Перед тем как лечь, они проведали Бердяя. Нелюб устроил его в пустовавшем овине, оклобучив и привязав должиком к деревянной балке. Ястребу, привыкшему к воле, это явно не пришлось по нраву, но селяне не без основания с опаской относились к хищнику, который не погнушался бы и домашней птицей.
В скотнике, где постелили гостям, под клюками у крыши свисало десятка два отопков – как растолковал ей Нелюб, от сглаза. В полумраке черные очертания лаптей походили на гроздья летучих мышей, и Мстиша поежилась.

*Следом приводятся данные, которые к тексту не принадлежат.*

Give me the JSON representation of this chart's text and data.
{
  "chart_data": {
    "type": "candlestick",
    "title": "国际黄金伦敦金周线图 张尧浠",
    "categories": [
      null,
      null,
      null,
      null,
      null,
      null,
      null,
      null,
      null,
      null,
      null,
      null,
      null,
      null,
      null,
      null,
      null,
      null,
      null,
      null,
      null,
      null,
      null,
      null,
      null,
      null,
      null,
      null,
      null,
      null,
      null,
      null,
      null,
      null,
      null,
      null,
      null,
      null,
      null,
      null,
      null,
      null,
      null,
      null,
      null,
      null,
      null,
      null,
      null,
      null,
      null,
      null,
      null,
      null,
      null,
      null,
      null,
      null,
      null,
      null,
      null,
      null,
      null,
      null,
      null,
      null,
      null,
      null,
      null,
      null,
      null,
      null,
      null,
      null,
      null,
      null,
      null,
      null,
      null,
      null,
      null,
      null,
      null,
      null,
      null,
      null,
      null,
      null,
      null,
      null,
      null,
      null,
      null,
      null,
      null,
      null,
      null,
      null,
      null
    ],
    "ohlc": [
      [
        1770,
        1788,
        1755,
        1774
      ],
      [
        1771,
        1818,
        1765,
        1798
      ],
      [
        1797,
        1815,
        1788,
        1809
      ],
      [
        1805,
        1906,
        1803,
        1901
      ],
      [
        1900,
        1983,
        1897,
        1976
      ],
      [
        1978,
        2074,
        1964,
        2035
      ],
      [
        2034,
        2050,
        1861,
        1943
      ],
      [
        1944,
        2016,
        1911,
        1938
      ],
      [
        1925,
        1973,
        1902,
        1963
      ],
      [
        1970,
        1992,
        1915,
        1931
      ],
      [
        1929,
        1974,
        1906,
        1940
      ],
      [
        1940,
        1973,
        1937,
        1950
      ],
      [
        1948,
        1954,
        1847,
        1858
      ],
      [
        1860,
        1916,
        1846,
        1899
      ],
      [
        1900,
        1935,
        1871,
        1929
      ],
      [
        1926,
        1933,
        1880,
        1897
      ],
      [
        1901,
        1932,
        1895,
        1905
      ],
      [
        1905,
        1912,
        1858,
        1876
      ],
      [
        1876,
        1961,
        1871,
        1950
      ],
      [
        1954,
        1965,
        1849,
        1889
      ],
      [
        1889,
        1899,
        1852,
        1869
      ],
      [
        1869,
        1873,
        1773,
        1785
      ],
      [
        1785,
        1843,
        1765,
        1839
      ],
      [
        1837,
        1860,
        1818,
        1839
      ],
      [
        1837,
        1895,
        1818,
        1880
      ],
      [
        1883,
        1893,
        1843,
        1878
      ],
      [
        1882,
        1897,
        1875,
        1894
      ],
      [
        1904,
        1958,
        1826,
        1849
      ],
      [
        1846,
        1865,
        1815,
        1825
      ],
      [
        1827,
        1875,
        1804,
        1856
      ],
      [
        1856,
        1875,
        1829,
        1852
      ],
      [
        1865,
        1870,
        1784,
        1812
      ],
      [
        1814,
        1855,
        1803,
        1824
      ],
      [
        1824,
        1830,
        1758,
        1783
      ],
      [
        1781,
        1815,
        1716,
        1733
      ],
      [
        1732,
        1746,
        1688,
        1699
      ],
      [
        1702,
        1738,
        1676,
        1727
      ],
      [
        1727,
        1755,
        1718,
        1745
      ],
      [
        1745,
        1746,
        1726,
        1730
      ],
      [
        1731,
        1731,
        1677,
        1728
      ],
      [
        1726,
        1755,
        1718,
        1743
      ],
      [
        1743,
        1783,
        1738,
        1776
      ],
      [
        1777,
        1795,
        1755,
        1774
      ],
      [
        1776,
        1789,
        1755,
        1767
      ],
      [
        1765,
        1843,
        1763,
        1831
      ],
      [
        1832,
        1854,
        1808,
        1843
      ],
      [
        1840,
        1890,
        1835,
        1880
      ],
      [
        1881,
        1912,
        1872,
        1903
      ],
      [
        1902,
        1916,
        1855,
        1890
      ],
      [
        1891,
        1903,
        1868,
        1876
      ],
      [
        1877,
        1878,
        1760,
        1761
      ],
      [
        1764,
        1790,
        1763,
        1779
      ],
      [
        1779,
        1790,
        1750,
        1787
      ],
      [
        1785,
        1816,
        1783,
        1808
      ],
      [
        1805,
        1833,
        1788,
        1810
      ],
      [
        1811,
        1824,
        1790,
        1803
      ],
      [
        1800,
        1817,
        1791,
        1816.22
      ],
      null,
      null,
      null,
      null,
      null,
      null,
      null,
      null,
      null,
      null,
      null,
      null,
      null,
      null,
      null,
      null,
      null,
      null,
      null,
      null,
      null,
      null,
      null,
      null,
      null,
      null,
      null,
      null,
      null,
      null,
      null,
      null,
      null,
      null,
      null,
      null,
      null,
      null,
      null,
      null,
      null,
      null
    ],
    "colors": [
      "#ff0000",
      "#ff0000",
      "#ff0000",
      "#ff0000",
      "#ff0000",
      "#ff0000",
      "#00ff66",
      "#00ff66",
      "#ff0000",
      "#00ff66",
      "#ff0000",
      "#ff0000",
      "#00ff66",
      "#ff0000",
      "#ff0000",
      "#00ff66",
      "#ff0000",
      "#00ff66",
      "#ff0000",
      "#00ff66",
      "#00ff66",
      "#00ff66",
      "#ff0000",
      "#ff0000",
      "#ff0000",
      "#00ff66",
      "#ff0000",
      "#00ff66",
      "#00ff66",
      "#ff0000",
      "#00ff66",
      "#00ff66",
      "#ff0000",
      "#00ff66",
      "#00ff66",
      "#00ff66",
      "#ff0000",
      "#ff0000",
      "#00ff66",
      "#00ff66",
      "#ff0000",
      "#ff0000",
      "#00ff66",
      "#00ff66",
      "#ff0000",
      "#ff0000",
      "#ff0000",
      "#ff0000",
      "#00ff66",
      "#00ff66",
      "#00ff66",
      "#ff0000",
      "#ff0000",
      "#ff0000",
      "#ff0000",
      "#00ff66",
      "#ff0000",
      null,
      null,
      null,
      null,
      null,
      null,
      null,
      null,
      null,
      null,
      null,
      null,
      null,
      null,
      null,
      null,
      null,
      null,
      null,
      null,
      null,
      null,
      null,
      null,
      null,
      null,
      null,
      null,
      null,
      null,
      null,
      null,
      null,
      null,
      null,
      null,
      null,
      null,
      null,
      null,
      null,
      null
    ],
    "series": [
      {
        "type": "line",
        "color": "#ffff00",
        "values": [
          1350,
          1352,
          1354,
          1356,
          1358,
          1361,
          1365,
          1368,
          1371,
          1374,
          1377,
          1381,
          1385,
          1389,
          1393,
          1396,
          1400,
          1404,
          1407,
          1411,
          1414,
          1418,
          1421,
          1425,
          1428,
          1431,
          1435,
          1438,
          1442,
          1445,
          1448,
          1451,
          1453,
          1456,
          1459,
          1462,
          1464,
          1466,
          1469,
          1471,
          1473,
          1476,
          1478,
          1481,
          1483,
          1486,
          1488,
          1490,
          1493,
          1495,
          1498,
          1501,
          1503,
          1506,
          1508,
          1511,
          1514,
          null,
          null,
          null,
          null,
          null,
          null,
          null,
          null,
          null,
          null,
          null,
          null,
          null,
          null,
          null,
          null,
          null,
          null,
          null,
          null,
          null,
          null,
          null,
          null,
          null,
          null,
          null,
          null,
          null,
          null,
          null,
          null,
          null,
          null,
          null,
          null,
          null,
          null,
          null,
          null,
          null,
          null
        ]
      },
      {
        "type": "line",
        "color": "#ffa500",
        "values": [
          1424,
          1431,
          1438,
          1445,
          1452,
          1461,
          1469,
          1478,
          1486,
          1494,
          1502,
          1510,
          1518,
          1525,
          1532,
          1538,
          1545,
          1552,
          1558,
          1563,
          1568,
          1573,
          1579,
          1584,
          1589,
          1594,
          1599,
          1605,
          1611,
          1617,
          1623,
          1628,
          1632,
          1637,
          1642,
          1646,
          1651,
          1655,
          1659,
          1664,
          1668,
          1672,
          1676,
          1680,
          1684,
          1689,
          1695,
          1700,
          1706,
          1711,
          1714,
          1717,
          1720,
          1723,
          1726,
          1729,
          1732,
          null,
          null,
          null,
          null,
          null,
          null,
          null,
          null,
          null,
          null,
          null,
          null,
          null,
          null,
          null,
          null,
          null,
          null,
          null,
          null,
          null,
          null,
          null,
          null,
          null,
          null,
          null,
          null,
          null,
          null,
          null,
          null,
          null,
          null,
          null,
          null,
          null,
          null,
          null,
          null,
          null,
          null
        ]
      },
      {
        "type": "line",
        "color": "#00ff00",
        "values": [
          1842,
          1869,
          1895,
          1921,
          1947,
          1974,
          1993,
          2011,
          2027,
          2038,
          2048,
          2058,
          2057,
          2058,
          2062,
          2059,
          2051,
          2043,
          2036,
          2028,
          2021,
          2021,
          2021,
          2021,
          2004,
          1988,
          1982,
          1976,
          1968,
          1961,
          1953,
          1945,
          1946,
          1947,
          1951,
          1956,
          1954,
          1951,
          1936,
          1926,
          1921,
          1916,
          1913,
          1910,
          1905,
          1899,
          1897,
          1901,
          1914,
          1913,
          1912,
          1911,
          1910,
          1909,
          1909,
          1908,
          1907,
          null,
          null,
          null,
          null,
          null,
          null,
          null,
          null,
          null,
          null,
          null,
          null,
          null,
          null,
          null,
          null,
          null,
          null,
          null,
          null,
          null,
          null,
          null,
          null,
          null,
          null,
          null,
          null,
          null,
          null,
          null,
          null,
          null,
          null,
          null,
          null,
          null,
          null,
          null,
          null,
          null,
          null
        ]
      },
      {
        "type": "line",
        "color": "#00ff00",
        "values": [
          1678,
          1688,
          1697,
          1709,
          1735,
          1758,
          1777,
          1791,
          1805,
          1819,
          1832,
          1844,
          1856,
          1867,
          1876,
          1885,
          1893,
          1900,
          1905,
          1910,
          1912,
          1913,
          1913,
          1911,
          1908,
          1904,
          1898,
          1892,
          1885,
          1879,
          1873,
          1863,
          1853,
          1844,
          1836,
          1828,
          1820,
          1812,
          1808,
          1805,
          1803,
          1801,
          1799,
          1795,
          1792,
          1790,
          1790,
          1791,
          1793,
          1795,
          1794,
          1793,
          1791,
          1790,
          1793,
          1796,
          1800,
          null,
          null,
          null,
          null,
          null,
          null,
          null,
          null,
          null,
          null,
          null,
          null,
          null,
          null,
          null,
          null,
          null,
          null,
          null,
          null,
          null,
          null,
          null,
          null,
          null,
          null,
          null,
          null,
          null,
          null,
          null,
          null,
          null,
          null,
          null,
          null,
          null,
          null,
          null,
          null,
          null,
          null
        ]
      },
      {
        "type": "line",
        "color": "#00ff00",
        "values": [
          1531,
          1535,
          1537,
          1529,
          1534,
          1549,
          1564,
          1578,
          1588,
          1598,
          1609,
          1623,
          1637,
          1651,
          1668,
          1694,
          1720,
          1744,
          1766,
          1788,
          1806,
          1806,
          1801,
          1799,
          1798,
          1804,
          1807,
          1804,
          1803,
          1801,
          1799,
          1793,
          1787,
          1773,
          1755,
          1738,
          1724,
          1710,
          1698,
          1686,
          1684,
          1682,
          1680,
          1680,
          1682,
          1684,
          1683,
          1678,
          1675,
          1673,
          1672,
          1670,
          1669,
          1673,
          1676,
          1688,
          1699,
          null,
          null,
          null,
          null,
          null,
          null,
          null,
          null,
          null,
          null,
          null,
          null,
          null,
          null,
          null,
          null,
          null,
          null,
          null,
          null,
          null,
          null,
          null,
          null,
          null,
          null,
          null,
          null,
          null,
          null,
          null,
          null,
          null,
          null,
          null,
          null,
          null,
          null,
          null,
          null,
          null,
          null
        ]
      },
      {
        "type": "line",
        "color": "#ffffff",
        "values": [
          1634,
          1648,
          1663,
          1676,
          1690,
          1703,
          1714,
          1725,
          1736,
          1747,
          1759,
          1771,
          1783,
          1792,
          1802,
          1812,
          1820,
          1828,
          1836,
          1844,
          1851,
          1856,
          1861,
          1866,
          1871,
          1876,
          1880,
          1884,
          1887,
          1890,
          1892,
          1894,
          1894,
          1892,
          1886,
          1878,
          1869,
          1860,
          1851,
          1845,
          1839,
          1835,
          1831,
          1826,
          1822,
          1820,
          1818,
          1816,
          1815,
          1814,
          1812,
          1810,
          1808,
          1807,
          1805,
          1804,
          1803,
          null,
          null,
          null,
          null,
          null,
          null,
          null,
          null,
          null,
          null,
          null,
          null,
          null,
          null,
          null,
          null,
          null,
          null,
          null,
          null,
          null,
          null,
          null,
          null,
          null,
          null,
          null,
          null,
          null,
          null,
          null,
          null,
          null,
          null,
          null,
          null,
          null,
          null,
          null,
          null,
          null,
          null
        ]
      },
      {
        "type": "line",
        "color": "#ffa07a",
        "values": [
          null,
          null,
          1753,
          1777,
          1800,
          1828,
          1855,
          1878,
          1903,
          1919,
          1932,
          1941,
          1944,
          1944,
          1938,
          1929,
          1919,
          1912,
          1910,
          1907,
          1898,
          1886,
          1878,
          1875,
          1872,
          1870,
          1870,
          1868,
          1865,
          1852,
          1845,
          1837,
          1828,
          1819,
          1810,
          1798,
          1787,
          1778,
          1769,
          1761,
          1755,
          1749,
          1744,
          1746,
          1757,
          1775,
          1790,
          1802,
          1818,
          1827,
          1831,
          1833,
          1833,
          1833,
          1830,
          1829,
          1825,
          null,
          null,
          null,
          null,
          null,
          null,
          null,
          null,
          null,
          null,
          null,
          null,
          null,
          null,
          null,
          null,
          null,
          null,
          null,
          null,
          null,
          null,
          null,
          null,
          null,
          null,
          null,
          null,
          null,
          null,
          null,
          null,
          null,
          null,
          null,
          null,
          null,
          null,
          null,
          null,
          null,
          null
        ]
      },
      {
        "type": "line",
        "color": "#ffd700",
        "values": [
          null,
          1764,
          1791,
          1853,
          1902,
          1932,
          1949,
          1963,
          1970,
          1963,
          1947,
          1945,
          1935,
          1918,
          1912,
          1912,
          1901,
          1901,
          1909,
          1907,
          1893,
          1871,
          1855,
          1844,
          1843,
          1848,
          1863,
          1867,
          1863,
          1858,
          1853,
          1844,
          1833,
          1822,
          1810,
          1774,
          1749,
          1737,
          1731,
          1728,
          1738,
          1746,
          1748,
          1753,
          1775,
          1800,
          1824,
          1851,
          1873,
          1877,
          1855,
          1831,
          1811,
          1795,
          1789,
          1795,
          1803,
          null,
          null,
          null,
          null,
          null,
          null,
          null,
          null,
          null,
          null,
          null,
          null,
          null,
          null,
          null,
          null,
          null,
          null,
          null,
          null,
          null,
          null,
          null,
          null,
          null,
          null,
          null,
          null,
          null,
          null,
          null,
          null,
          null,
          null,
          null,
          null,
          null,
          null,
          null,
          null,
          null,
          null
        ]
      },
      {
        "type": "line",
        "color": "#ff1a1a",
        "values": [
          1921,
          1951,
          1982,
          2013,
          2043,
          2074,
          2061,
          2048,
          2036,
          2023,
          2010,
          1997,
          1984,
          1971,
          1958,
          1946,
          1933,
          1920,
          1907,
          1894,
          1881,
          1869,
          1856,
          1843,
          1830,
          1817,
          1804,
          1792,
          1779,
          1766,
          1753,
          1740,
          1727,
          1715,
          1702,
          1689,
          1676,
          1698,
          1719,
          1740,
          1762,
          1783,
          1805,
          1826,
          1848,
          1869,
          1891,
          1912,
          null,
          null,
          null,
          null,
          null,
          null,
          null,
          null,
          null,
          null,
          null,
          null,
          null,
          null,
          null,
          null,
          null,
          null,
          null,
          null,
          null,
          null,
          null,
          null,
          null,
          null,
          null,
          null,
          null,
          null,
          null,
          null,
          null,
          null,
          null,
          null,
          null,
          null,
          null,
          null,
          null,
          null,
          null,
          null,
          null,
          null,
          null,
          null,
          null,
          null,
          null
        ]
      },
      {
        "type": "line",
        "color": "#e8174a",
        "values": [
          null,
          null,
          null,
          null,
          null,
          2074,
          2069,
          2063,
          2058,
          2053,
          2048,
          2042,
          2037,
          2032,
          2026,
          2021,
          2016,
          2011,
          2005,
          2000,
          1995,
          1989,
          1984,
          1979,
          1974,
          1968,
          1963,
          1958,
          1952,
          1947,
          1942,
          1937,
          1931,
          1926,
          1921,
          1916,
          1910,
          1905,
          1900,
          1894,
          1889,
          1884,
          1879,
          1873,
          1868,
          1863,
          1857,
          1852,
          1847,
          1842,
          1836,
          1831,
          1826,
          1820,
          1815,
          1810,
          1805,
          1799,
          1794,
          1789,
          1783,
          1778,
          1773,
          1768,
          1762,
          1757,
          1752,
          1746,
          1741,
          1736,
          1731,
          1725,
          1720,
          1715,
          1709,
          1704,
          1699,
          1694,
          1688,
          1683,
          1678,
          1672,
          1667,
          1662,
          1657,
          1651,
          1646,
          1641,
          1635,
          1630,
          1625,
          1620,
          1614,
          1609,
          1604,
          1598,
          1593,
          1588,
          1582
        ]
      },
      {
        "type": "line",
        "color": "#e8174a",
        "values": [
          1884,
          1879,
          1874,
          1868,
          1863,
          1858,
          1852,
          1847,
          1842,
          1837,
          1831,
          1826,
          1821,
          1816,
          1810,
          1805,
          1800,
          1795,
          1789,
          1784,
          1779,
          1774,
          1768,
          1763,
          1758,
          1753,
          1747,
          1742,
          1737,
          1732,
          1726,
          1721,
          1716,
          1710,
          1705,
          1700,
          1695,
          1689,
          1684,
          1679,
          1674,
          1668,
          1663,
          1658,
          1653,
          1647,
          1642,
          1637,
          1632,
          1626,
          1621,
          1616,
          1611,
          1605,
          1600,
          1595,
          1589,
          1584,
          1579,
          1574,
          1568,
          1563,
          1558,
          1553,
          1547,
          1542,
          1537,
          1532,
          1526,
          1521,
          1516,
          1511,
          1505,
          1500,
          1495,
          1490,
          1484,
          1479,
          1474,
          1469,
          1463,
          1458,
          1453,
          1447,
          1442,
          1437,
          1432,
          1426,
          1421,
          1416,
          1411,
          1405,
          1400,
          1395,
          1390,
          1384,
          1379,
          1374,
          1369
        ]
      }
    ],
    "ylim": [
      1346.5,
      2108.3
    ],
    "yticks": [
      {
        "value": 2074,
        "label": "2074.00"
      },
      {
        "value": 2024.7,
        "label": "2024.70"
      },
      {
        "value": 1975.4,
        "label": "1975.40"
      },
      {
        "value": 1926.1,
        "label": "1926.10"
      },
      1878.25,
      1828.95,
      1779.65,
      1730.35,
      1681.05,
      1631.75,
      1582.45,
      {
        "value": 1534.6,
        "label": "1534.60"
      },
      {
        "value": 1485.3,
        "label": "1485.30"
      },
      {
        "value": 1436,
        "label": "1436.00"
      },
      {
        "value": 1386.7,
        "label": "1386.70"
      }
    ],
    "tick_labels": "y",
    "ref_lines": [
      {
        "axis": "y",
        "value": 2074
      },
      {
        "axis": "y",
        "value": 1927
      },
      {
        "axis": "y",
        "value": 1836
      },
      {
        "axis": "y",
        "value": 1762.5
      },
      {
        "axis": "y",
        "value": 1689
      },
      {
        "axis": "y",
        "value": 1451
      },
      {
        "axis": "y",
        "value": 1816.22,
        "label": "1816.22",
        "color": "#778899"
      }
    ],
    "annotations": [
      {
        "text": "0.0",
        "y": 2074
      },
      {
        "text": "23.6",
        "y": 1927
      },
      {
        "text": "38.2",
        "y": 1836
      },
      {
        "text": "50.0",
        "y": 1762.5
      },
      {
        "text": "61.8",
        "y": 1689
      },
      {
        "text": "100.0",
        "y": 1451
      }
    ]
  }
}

После бани и горячего ужина лесная жизнь под открытым небом успела позабыться, и Мстиша с отвращением думала о ночевке на скотном дворе, где пахло свиньями и лошадиным потом.
Взобравшись на сеновал по шаткой лестнице, она не особенно удивилась, когда увидела, что вся постель состоит из большой овчины, накинутой прямо поверх сена. Вспомнились недавние размышления о Сновиде, и Мстиша невесело усмехнулась.
– Полюбуйся, чего ты добился своим враньем, – обернулась она к Нелюбу с кривой ухмылкой и нарочито широким движением указала на шкуру. – Поистине роскошное супружеское ложе!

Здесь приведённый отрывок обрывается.